Hintergrund sind zum einen die kontinuierlich gestiegenen PFC-Werte im Trinkwasser des Wasserversorgungsverbands Vorderes Murgtal und zum anderen die Empfehlungen der EFSA (Europäische Behörde für Lebensmittelsicherheit), der sich das Bundesinstitut für Risikobewertung (BfR) angeschlossen hat, wonach die wöchentlich tolerierbare Menge (TWI) an PFOA 6 Nanogramm pro Kilogramm Körpergewicht nicht überschreiten soll.

«Nach diesen Vorgaben haben wir mit den Trinkwasserwerten des Zweckverbands Berechnungen angestellt und sind zu dem besorgniserregenden Ergebnis gekommen, dass die TWI-Werte für Säuglinge (bei Flaschenzubereitung) um bis zu 900 Prozent überschritten werden», so Andreas Adam, der 2. Vorsitzende der BI. «Auch wenn die Leit- und Orientierungswerte von der Trinkwasserkommission des Umweltbundesamtes noch nicht angepasst wurden, ist allen mit der Materie vertrauten Fachleuten bewusst, dass eine drastische Verschärfung zu erwarten ist und dass die Werte für die genannten Risikogruppen deutlich zu hoch sind.»

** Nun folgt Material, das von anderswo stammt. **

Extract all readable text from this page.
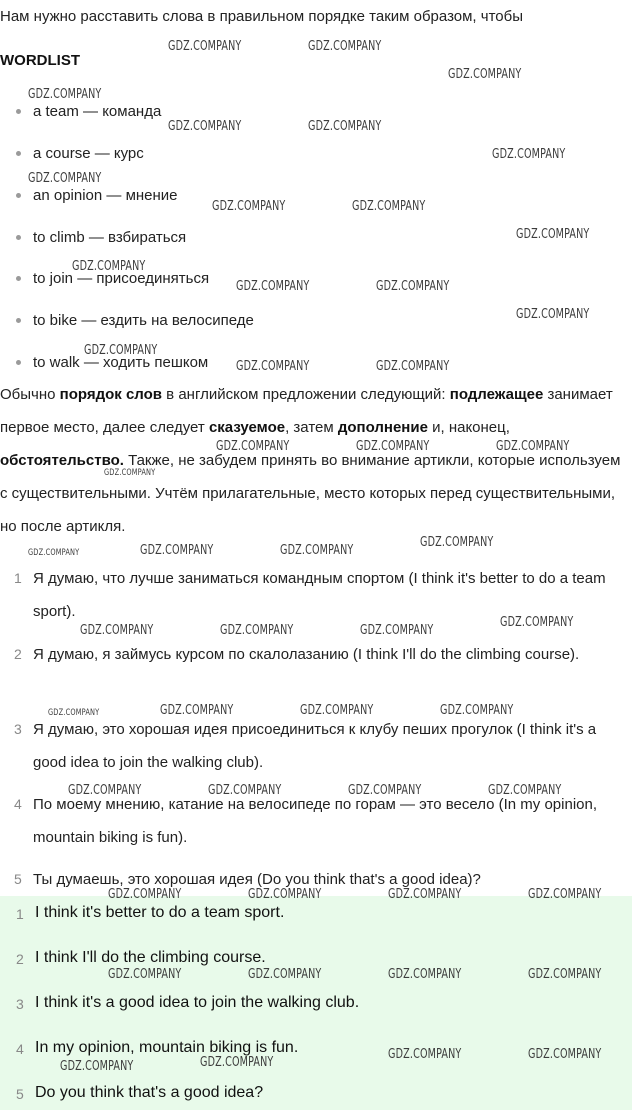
Нам нужно расставить слова в правильном порядке таким образом, чтобы
WORDLIST
a team — команда
a course — курс
an opinion — мнение
to climb — взбираться
to join — присоединяться
to bike — ездить на велосипеде
to walk — ходить пешком
Обычно порядок слов в английском предложении следующий: подлежащее занимает первое место, далее следует сказуемое, затем дополнение и, наконец, обстоятельство. Также, не забудем принять во внимание артикли, которые используем с существительными. Учтём прилагательные, место которых перед существительными, но после артикля.
1 Я думаю, что лучше заниматься командным спортом (I think it's better to do a team sport).
2 Я думаю, я займусь курсом по скалолазанию (I think I'll do the climbing course).
3 Я думаю, это хорошая идея присоединиться к клубу пеших прогулок (I think it's a good idea to join the walking club).
4 По моему мнению, катание на велосипеде по горам — это весело (In my opinion, mountain biking is fun).
5 Ты думаешь, это хорошая идея (Do you think that's a good idea)?
1 I think it's better to do a team sport.
2 I think I'll do the climbing course.
3 I think it's a good idea to join the walking club.
4 In my opinion, mountain biking is fun.
5 Do you think that's a good idea?
GDZ.COMPANY	GDZ.COMPANY
GDZ.COMPANY
GDZ.COMPANY
GDZ.COMPANY	GDZ.COMPANY
GDZ.COMPANY
GDZ.COMPANY
GDZ.COMPANY	GDZ.COMPANY
GDZ.COMPANY
GDZ.COMPANY
GDZ.COMPANY	GDZ.COMPANY
GDZ.COMPANY
GDZ.COMPANY
GDZ.COMPANY	GDZ.COMPANY
GDZ.COMPANY	GDZ.COMPANY	GDZ.COMPANY
GDZ.COMPANY
GDZ.COMPANY
GDZ.COMPANY	GDZ.COMPANY	GDZ.COMPANY
GDZ.COMPANY
GDZ.COMPANY	GDZ.COMPANY	GDZ.COMPANY
GDZ.COMPANY	GDZ.COMPANY	GDZ.COMPANY	GDZ.COMPANY
GDZ.COMPANY	GDZ.COMPANY	GDZ.COMPANY	GDZ.COMPANY
GDZ.COMPANY	GDZ.COMPANY	GDZ.COMPANY	GDZ.COMPANY
GDZ.COMPANY	GDZ.COMPANY	GDZ.COMPANY	GDZ.COMPANY
GDZ.COMPANY	GDZ.COMPANY
GDZ.COMPANY
GDZ.COMPANY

«Trotz dieser Erkenntnisse sieht das Gesundheitsamt Rastatt keine Veranlassung zu reagieren und will lieber abwarten», kommentiert Ulrich Schumann, der 1. Vorsitzende der BSTK, die Antwort der Behörde, und weiter: «Man hält sich mit Interpretationen verschiedener bisheriger Bewertungen auf, anstatt sich bei der Stelle zu erkundigen, bei der die Trinkwasserkommission und die Humanbiomonitoringkommission angesiedelt sind, nämlich dem Umweltbundesamt.» «Dort haben wir innerhalb von zwei Tagen von dem zuständigen Toxikologen die Empfehlung erhalten, dass die Risikogruppen vorläufig das Netzwasser meiden und auf Flaschenwasser umstellen sollen», bestätigt Andreas Adam. «Das Umweltbundesamt hat unsere Berechnungen nicht angezweifelt und die Empfehlung ohne Wenn und Aber ausgesprochen».

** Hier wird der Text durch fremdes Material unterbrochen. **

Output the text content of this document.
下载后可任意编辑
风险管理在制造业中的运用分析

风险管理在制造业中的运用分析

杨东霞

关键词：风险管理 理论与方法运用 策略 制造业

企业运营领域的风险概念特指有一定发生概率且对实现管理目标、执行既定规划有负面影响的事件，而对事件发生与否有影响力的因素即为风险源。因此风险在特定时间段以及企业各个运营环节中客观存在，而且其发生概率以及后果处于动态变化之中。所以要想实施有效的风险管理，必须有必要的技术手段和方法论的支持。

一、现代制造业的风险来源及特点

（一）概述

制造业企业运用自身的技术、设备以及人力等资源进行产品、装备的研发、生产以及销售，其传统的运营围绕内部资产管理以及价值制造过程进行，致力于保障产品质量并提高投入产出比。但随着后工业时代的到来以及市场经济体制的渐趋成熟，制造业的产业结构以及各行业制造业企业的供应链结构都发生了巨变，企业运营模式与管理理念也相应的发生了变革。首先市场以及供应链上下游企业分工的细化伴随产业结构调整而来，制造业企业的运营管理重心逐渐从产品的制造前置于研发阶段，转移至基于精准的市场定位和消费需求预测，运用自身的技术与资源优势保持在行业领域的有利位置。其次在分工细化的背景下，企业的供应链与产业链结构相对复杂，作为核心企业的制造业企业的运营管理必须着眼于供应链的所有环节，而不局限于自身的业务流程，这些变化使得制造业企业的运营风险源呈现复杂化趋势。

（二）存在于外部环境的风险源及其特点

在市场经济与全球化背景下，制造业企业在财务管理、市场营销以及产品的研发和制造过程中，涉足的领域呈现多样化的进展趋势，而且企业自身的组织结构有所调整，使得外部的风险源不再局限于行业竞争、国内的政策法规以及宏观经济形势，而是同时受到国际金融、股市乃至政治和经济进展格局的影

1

Die BSTK kann das Verhalten der örtlichen Gesundheitsbehörde nicht mehr nachvollziehen. Hier geht es nicht um Panikmache, sondern um vorbeugenden Gesundheitsschutz, der sich nicht im Aussitzen von Problemen lösen lässt. Die Verantwortlichen nehmen in Kauf, dass sich bei den Einwohnern, aber insbesondere bei den Risikogruppen trotz der im Blut nachgewiesenen Vorbelastung die Kontamination noch weiter aufbaut.

Dass hier eine Bürgerinitiative eine Aufgabe übernehmen muss, die eigentlich einer mit Fachleuten besetzten Behörde zukommt, stimmt nachdenklich.

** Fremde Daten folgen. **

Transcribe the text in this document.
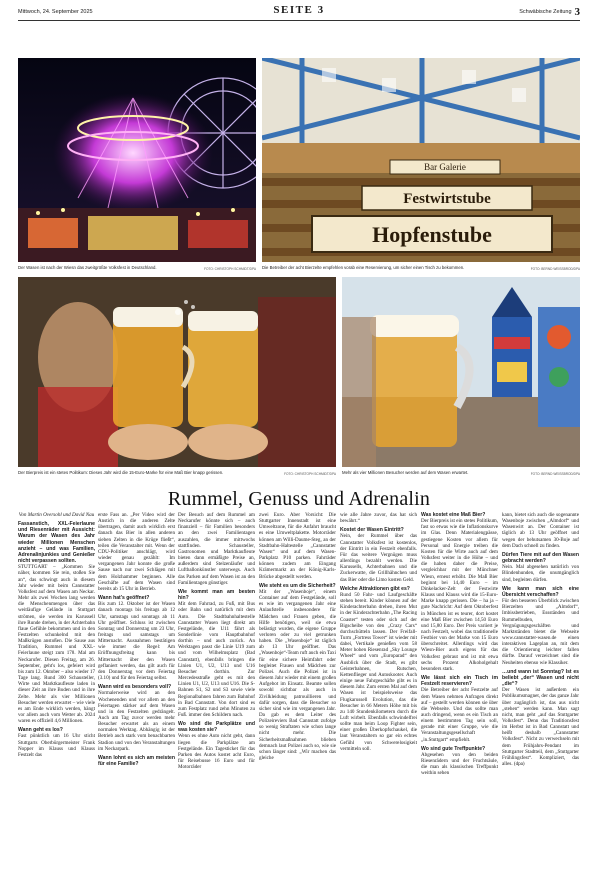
Mittwoch, 24. September 2025	SEITE 3	Schwäbische Zeitung 3
Der Wasen ist nach der Wiesn das zweitgrößte Volksfest in Deutschland.	FOTO: CHRISTOPH SCHMIDT/DPA
Bar Galerie
Festwirtstube
Hopfenstube
Die Betreiber der acht Bierzelte empfehlen vorab eine Reservierung, um sicher einen Tisch zu bekommen.	FOTO: BERND WEISSBROD/DPA
Der Bierpreis ist ein stetes Politikum: Dieses Jahr wird die 15-Euro-Marke für eine Maß Bier knapp gerissen.	FOTO: CHRISTOPH SCHMIDT/DPA Mehr als vier Millionen Besucher werden auf dem Wasen erwartet.	FOTO: BERND WEISSBROD/DPA
Rummel, Genuss und Adrenalin

Von Martin Oversohl und David Nau

Fassanstich, XXL-Feierlaune und Riesenräder mit Aussicht: Warum der Wasen des Jahr wieder Millionen Menschen anzieht – und was Familien, Adrenalinjunkies und Genießer nicht verpassen sollten.

STUTTGART – „Kommen Sie näher, kommen Sie rein, stoßen Sie an“, das schwingt auch in diesem Jahr wieder mit beim Cannstatter Volksfest auf dem Wasen am Neckar. Mehr als zwei Wochen lang werden die Menschenmengen über das weitläufige Gelände in Stuttgart strömen, sie werden im Karussell ihre Runde drehen, in der Achterbahn flaue Gefühle bekommen und in den Festzelten schunkelnd mit den Maßkrügen anstoßen. Die Sause aus Tradition, Rummel und XXL-Feierlaune steigt zum 178. Mal am Neckarufer. Diesen Freitag, am 26. September, geht's los, gefeiert wird bis zum 12. Oktober – also wieder 17 Tage lang. Rund 300 Schausteller, Wirte und Marktkaufleute laden in dieser Zeit an ihre Buden und in ihre Zelte. Mehr als vier Millionen Besucher werden erwartet – wie viele es am Ende wirklich werden, hängt vor allem auch vom Wetter ab. 2024 waren es offiziell 4,6 Millionen.

Wann geht es los?

Fast pünktlich um 16 Uhr sticht Stuttgarts Oberbürgermeister Frank Nopper im Klauss und Klauss Festzelt das

erste Fass an. „Per Video wird der Anstich in die anderen Zelte übertragen, damit auch wirklich erst danach das Bier in allen anderen sieben Zelten in die Krüge fließt“, teilen die Veranstalter mit. Wenn der CDU-Politiker anschlägt, wird wieder genau gezählt: Im vergangenen Jahr konnte die große Sause nach nur zwei Schlägen mit dem Holzhammer beginnen. Alle Geschäfte auf dem Wasen sind bereits ab 15 Uhr in Betrieb.

Wann hat's geöffnet?

Bis zum 12. Oktober ist der Wasen danach montags bis freitags ab 12 Uhr, samstags und sonntags ab 11 Uhr geöffnet. Schluss ist zwischen Sonntag und Donnerstag um 23 Uhr, freitags und samstags um Mitternacht. Ausnahmen bestätigen wie immer die Regel: Am Eröffnungsfreitag kann bis Mitternacht über den Wasen geflaniert werden, das gilt auch für den Donnerstag vor dem Feiertag (3.10) und für den Feiertag selbst.

Wann wird es besonders voll?

Normalerweise wird an den Wochenenden und vor allem an den Feiertagen stärker auf dem Wasen und in den Festzelten gedrängelt. Auch am Tag zuvor werden mehr Besucher erwartet als an einem normalen Werktag. Abhängig ist der Betrieb auch stark vom benachbarten Stadion und von den Veranstaltungen im Neckarpark.

Wann lohnt es sich am meisten für eine Familie?

Der Besuch auf dem Rummel am Neckarufer könnte sich – auch finanziell – für Familien besonders an den zwei Familientagen auszahlen, die immer mittwochs stattfinden. Schausteller, Gastronomen und Marktkaufleute bieten dann ermäßigte Preise an, außerdem sind Stelzenläufer und Luftballonkünstler unterwegs. Auch das Parken auf dem Wasen ist an den Familientagen günstiger.

Wie kommt man am besten hin?

Mit dem Fahrrad, zu Fuß, mit Bus oder Bahn und natürlich mit dem Auto. Die Stadtbahnhaltestelle Cannstatter Wasen liegt direkt am Festgelände, die U11 fährt als Sonderlinie vom Hauptbahnhof dorthin – und auch zurück. An Werktagen passt die Linie U19 zum und vom Wilhelmsplatz (Bad Cannstatt), ebenfalls bringen die Linien U1, U2, U13 und U16 Besucher dorthin. Zur Mercedesstraße geht es mit den Linien U1, U2, U13 und U16. Die S-Bahnen S1, S2 und S3 sowie viele Regionalbahnen fahren zum Bahnhof in Bad Cannstatt. Von dort sind es zum Festplatz rund zehn Minuten zu Fuß. immer den Schildern nach.

Wo sind die Parkplätze und was kosten sie?

Wenn es ohne Auto nicht geht, dann liegen die Parkplätze am Festgelände. Ein Tagesticket für das Parken des Autos kostet acht Euro, für Reisebusse 16 Euro und für Motorräder

zwei Euro. Aber Vorsicht: Die Stuttgarter Innenstadt ist eine Umweltzone, für die Anfahrt braucht es eine Umweltplakette. Motorräder können am Willi-Daume-Steg, an der Stadtbahn-Haltestelle „Cannstatter Wasen“ und auf dem Wasen-Parkplatz P10 parken. Fahrräder können zudem am Eingang Krämermarkt an der König-Karls-Brücke abgestellt werden.

Wie steht es um die Sicherheit?

Mit der „Wasenboje“, einem Container auf dem Festgelände, soll es wie im vergangenen Jahr eine Anlaufstelle insbesondere für Mädchen und Frauen geben, die Hilfe benötigen, weil sie etwa belästigt wurden, die eigene Gruppe verloren oder zu viel getrunken haben. Die „Wasenboje“ ist täglich ab 13 Uhr geöffnet. Das „Wasenboje“-Team ruft auch ein Taxi für eine sichere Heimfahrt oder begleitet Frauen und Mädchen zur Polizei. Auch die Polizei ist in diesem Jahr wieder mit einem großen Aufgebot im Einsatz. Beamte sollen sowohl sichtbar als auch in Zivilkleidung patrouillieren und dafür sorgen, dass die Besucher so sicher sind wie im vergangenen Jahr. Da gab es dem Leiter des Polizeireviers Bad Cannstatt zufolge so wenig Straftaten wie schon lange nicht mehr. Die Sicherheitsmaßnahmen blieben demnach laut Polizei auch so, wie sie schon länger sind: „Wir machen das gleiche

wie alle Jahre zuvor, das hat sich bewährt.“

Kostet der Wasen Eintritt?

Nein, der Rummel über das Cannstatter Volksfest ist kostenlos, der Eintritt in ein Festzelt ebenfalls. Für das weitere Vergnügen muss allerdings bezahlt werden. Die Karussells, Achterbahnen und die Zuckerwatte, die Grillhähnchen und das Bier oder die Limo kosten Geld.

Welche Attraktionen gibt es?

Rund 50 Fahr- und Laufgeschäfte stehen bereit. Kinder können auf der Kinderachterbahn drehen, ihren Mut in der Kinderachterbahn „The Racing Coaster“ testen oder sich auf der Bigscheibe von den „Crazy Cars“ durchschütteln lassen. Der Freifall-Turm „Fortress Tower“ ist wieder mit dabei, Vertikale genießen vom 58 Meter hohen Riesenrad „Sky Lounge Wheel“ und vom „Europarad“ den Ausblick über die Stadt, es gibt Geisterbahnen, Rutschen, Kettenflieger und Autoskooter. Auch einige neue Fahrgeschäfte gibt es in diesem Jahr. Zum ersten Mal auf dem Wasen ist beispielsweise das Flugkarussell Evolution, das die Besucher in 66 Metern Höhe mit bis zu 140 Stundenkilometern durch die Luft wirbelt. Ebenfalls schwindelfrei sollte man beim Loop Fighter sein, einer großen Überkopfschaukel, die laut Veranstaltern so gar ein echtes Gefühl von Schwerelosigkeit vermitteln soll.

Was kostet eine Maß Bier?

Der Bierpreis ist ein stetes Politikum, fast so etwas wie die Inflationskurve im Glas. Denn Materialengpässe, gestiegene Kosten vor allem für Personal und Energie treiben die Kosten für die Wirte auch auf dem Volksfest weiter in die Höhe – und die haben daher die Preise, vergleichbar mit der Münchner Wiesn, erneut erhöht. Die Maß Bier beginnt bei 14,40 Euro – im Dinkelacker-Zelt der Festwirte Klauss und Klauss wird die 15-Euro-Marke knapp gerissen. Die – ha ja – gute Nachricht: Auf dem Oktoberfest in München ist es teurer, dort kostet eine Maß Bier zwischen 14,50 Euro und 15,80 Euro. Der Preis variiert je nach Festzelt, wobei das traditionelle Festbier von der Marke von 15 Euro überschreitet. Allerdings wird das Wiesn-Bier auch eigens für das Volksfest gebraut und ist mit etwa sechs Prozent Alkoholgehalt besonders stark.

Wie lässt sich ein Tisch im Festzelt reservieren?

Die Betreiber der acht Festzelte auf dem Wasen nehmen Anfragen direkt auf – gestellt werden können sie über die Webseite. Und das sollte man auch dringend, wenn es ein Tisch an einem bestimmten Tag sein soll, gerade mit einer Gruppe, wie die Veranstaltungsgesellschaft „in.Stuttgart“ empfiehlt.

Wo sind gute Treffpunkte?

Abgesehen von den beiden Riesenrädern und der Fruchtsäule, die man als klassischen Treffpunkt weithin sehen

kann, bietet sich auch die sogenannte Wasenboje zwischen „Almdorf“ und Wasenwirt an. Der Container ist täglich ab 13 Uhr geöffnet und wegen der behutsamen 30-Boje auf dem Dach schnell zu finden.

Dürfen Tiere mit auf den Wasen gebracht werden?

Nein. Mal abgesehen natürlich von Blindenhunden, die unumgänglich sind, begleiten dürfen.

Wie kann man sich eine Übersicht verschaffen?

Für den besseren Überblick zwischen Bierzelten und „Almdorf“, Imbissbetrieben, Essständen und Rummelbuden, Vergnügungsgeschäften und Marktständen bietet die Webseite www.cannstatter-wasen.de einen interaktiven Lageplan an, mit dem die Orientierung leichter fallen dürfte. Darauf verzeichnet sind die Neuheiten ebenso wie Klassiker.

…und wann ist Sonntag? Ist es beliebt „der“ Wasen und nicht „die“?

Der Wasen ist außerdem ein Publikumsmagnet, der das ganze Jahr über zugänglich ist, das aus nicht „stehen“ werden kann. Man sagt nicht, man geht „auf das Stuttgarter Volksfest“. Denn das Traditionsfest im Herbst ist in Bad Cannstatt und heißt deshalb „Cannstatter Volksfest“. Nicht zu verwechseln mit dem Frühjahrs-Pendant im Stuttgarter Stadtteil, dem „Stuttgarter Frühlingsfest“. Kompliziert, das alles. (dpa)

Vor diesem Hintergrund erscheint es erfreulich, dass sich der Wasserversorgungsverband in seiner jüngsten Verbandssitzung dazu entschlossen hat, Planungsaufträge für die Aktivkohlereinigung der Brunnen und hinsichtlich des Konzentrats der Umkehrosmoseanlage, zu erteilen, das bisher ungefiltert in den Gewerbekanal eingeleitet wird. Allerdings kommt diese Einsicht spät. Obwohl sich aus den Wasseranalysen der letzten 5 Jahre abgezeichnet hat, dass die PFC-Werte in Brunnen 5 und damit im Netzwasser stetig angestiegen sind, wurden keine geeigneten und frühzeitigen Gegenmaßnahmen getroffen. Vielmehr wurde jahrelang behauptet, das Netzwasser sei belastungsfrei bzw. enthalte nur noch Spuren von PFC. Jetzt, nachdem das Kind sprichwörtlich in den Brunnen gefallen ist, wurde mit Planungsaufträgen reagiert, die auch erst noch umgesetzt werden müssen. Mit dem nach der Trinkwasserverordnung gebotenen Minimierungsgebot ist das nach unserer Auffassung nicht vereinbar. Die Verantwortlichen des Zweckverbands müssen sich den Vorwurf gefallen lassen, ein konfuses Risikomanagement geführt zu haben und notwendige Investitionen über Jahre verzögert zu haben. Leidtragende der falschen bzw. beschönigenden Informationen sind letztlich die Verbraucher. Die BI wird zeitnah über die weiteren Entwicklungen informieren.

Vielen Dank und beste Grüße im Namen
der Bürgerinitiative Sauberes Trinkwasser für Kuppenheim e.V.